Eine weitere eindrucksvolle Stadt ist Tel Aviv, sie ist die moderne und pulsierende Metropole Israels. Zudem gehört die „weiße Stadt“ zum UNESCO-Weltkulturerbe. Doch nicht nur die Städte Israels sind einzigartig und unglaublich schön sondern auch die Landschaften, besonders die Küsten und Strände haben es in sich. Sehr beliebt sind somit Aufenthalte am Toten Meer, dem niedrigsten Punkt der Erde. Hier kann man sich im wahrsten Sinne des Wortes einfach mal treiben lassen und ganz entspannt relaxen. Dabei erholt sich nicht nur die Seele sondern auch der Körper, denn die reine Luft und das mineralreiche Wasser sind eine Wohltat für den Körper und zudem bekommt man am Toten Meer wenn dann nur einen leichten Sonnenbrand.
Auch die israelische Mittelmeerküste ist ein beliebtes Ausflugziel, nicht nur wegen der spektakulären Klippen und Felsen oder der in der Nähe befindlichen Städte sondern wegen der Schätze unter Wasser. Für viele Taucher ist es ein lang gehegter Traum hier einmal auf Tauchgang zu gehen und die traumhafte Unterwasserwelt zu erkunden.  Somit bietet eine Rundreise durch Israel eine bunte Vielfalt und lässt sie keines der vielen Highlights verpassen. Zudem erleben sie die Vielfalt des Landes.
beste Reisezeit:
Badeurlaub: Mai bis Oktober, Städte-& Rundreisen: Frühjahr und Herbst.


Klima:
Frühling und Herbst mit sehr angenehmen Temperaturen. Im Sommer zuweilen extrem heiß, besonders im Süden, die Winter sind zumeist sehr kühl und regnerisch.
Einreise: 
mit einem Reisepass, der mindestens 6 Monate über die Reise hinaus gültig ist.
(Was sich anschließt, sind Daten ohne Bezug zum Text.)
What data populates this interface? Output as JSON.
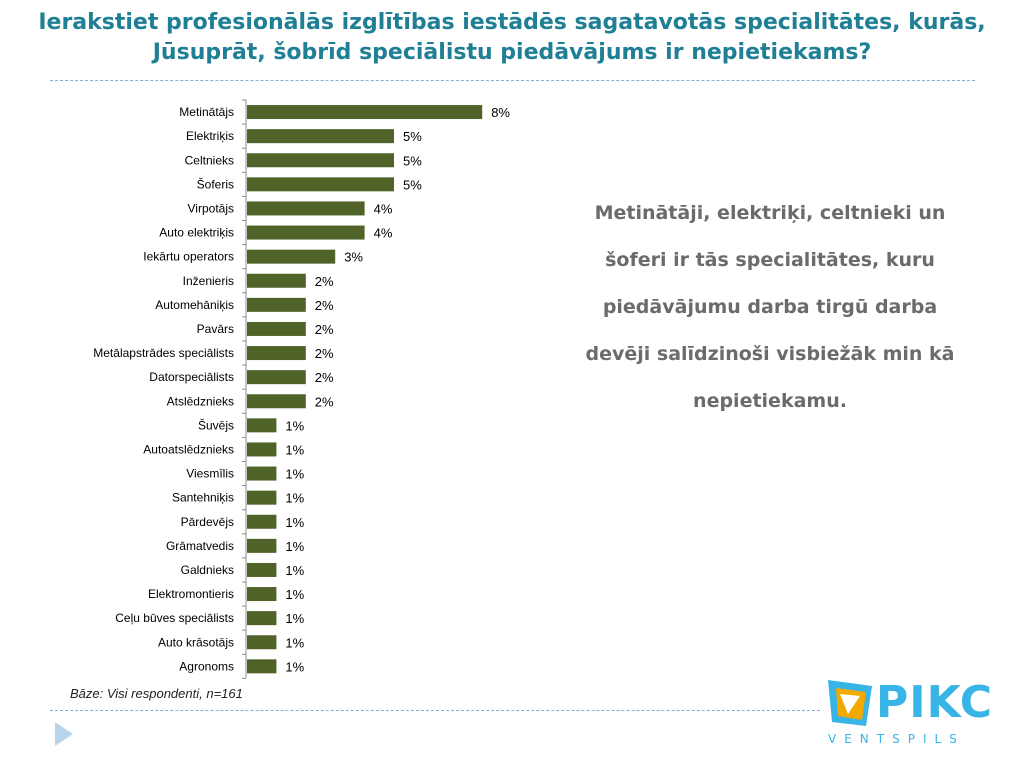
{
  "slide": {
    "title": "Ierakstiet profesionālās izglītības iestādēs sagatavotās specialitātes, kurās, Jūsuprāt, šobrīd speciālistu piedāvājums ir nepietiekams?",
    "base_note": "Bāze: Visi respondenti, n=161",
    "insight": "Metinātāji, elektriķi, celtnieki un šoferi ir tās specialitātes, kuru piedāvājumu darba tirgū darba devēji salīdzinoši visbiežāk min kā nepietiekamu.",
    "logo_text": "PIKC",
    "logo_sub": "VENTSPILS"
  },
  "chart_data": {
    "type": "bar",
    "orientation": "horizontal",
    "categories": [
      "Metinātājs",
      "Elektriķis",
      "Celtnieks",
      "Šoferis",
      "Virpotājs",
      "Auto elektriķis",
      "Iekārtu operators",
      "Inženieris",
      "Automehāniķis",
      "Pavārs",
      "Metālapstrādes speciālists",
      "Datorspeciālists",
      "Atslēdznieks",
      "Šuvējs",
      "Autoatslēdznieks",
      "Viesmīlis",
      "Santehniķis",
      "Pārdevējs",
      "Grāmatvedis",
      "Galdnieks",
      "Elektromontieris",
      "Ceļu būves speciālists",
      "Auto krāsotājs",
      "Agronoms"
    ],
    "values": [
      8,
      5,
      5,
      5,
      4,
      4,
      3,
      2,
      2,
      2,
      2,
      2,
      2,
      1,
      1,
      1,
      1,
      1,
      1,
      1,
      1,
      1,
      1,
      1
    ],
    "value_labels": [
      "8%",
      "5%",
      "5%",
      "5%",
      "4%",
      "4%",
      "3%",
      "2%",
      "2%",
      "2%",
      "2%",
      "2%",
      "2%",
      "1%",
      "1%",
      "1%",
      "1%",
      "1%",
      "1%",
      "1%",
      "1%",
      "1%",
      "1%",
      "1%"
    ],
    "unit": "%",
    "xlim": [
      0,
      8
    ],
    "bar_color": "#4f6228",
    "grid": false,
    "legend": "none"
  }
}
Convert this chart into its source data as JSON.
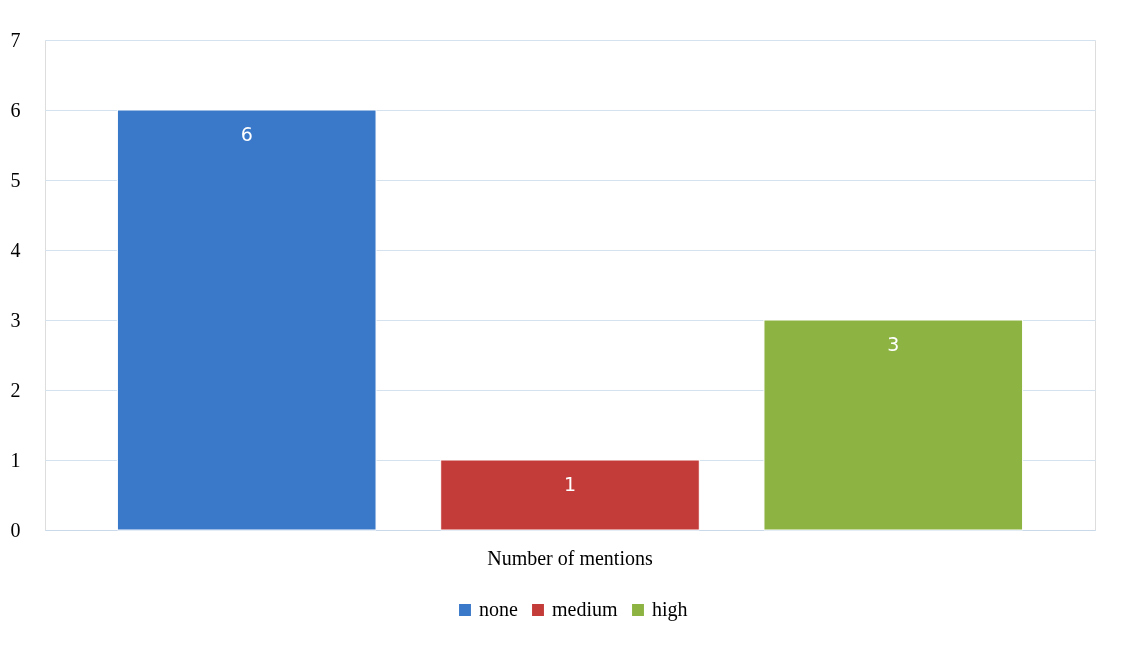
{
  "chart_data": {
    "type": "bar",
    "categories": [
      "Number of mentions"
    ],
    "series": [
      {
        "name": "none",
        "color": "#3a78c9",
        "values": [
          6
        ]
      },
      {
        "name": "medium",
        "color": "#c43c3a",
        "values": [
          1
        ]
      },
      {
        "name": "high",
        "color": "#8db443",
        "values": [
          3
        ]
      }
    ],
    "ylim": [
      0,
      7
    ],
    "yticks": [
      0,
      1,
      2,
      3,
      4,
      5,
      6,
      7
    ],
    "grid": "y",
    "legend": "bottom",
    "data_labels": true
  }
}
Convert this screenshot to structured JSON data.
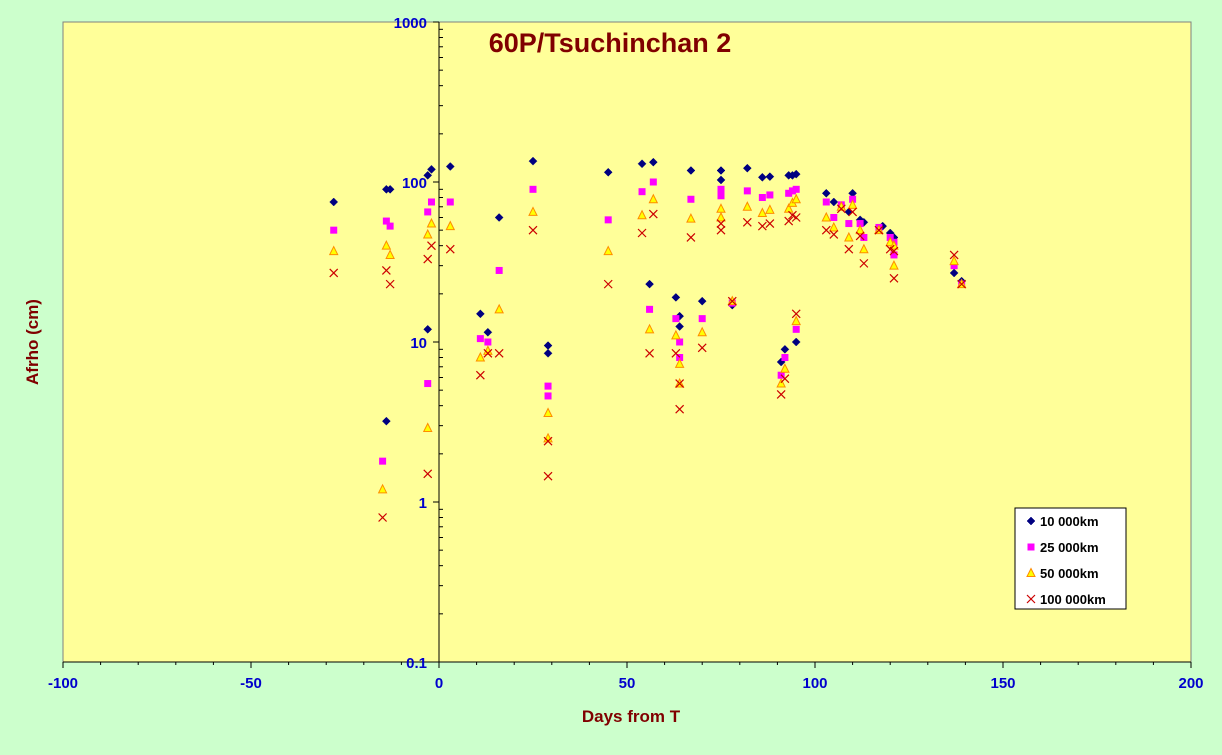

Ein Visum wird für einen Aufenthalt der 3 Monate nicht überschreitet nicht benötigt, es sei denn, Sie sind vor dem 01.01.1928 geboren.
(Gültig nur für deutsche Staatsbürger)
Gegeben falls kann es zu Änderungen der Einreisebestimmung kommen. Erkundigen Sie sich bitte rechtzeitig bei dem entsprechenden Konsulat oder der Botschaft.
http://www.auswaertiges-amt.de/DE/Laenderinformationen/00-SiHi/IsraelSicherheit.html
 

Impfempfehlungen:
Die Auffrischung der Standardimpfungen wird empfohlen, zudem ist eine Schutzimpfung gegen Hepatitis A ratsam.
Bitte informieren sie sich vor Reiseantritt über allgemeine Schutzimpfungen oder Prophylaxe Maßnahmen bei ihrem Hausarzt, Gesundheitsamt oder anderen reisemedizinischen Fachdienst.
http://www.auswaertiges-amt.de/DE/Laenderinformationen/00-SiHi/IsraelSicherheit.html

Währung:
1 Neuer Israelischer Shekel = 100 Agorot


Flugdauer:
ca. 3 Stunden und 45 Minuten


Ortszeit:
MEZ +1h (im Oktober MEZ +0h)


Gut zu wissen:
Die Sicherheitslage ist angespannt, vor einer Reise sollte man sich genauestens über die derzeitige politische Lage informieren. Zudem wird vor Reisen in den Gazastreifen dringend gewarnt. Zur Begrüßung sagt man „Shalom“, dies bedeutet sowohl „Friede“ als auch „Hallo/Guten Tag“.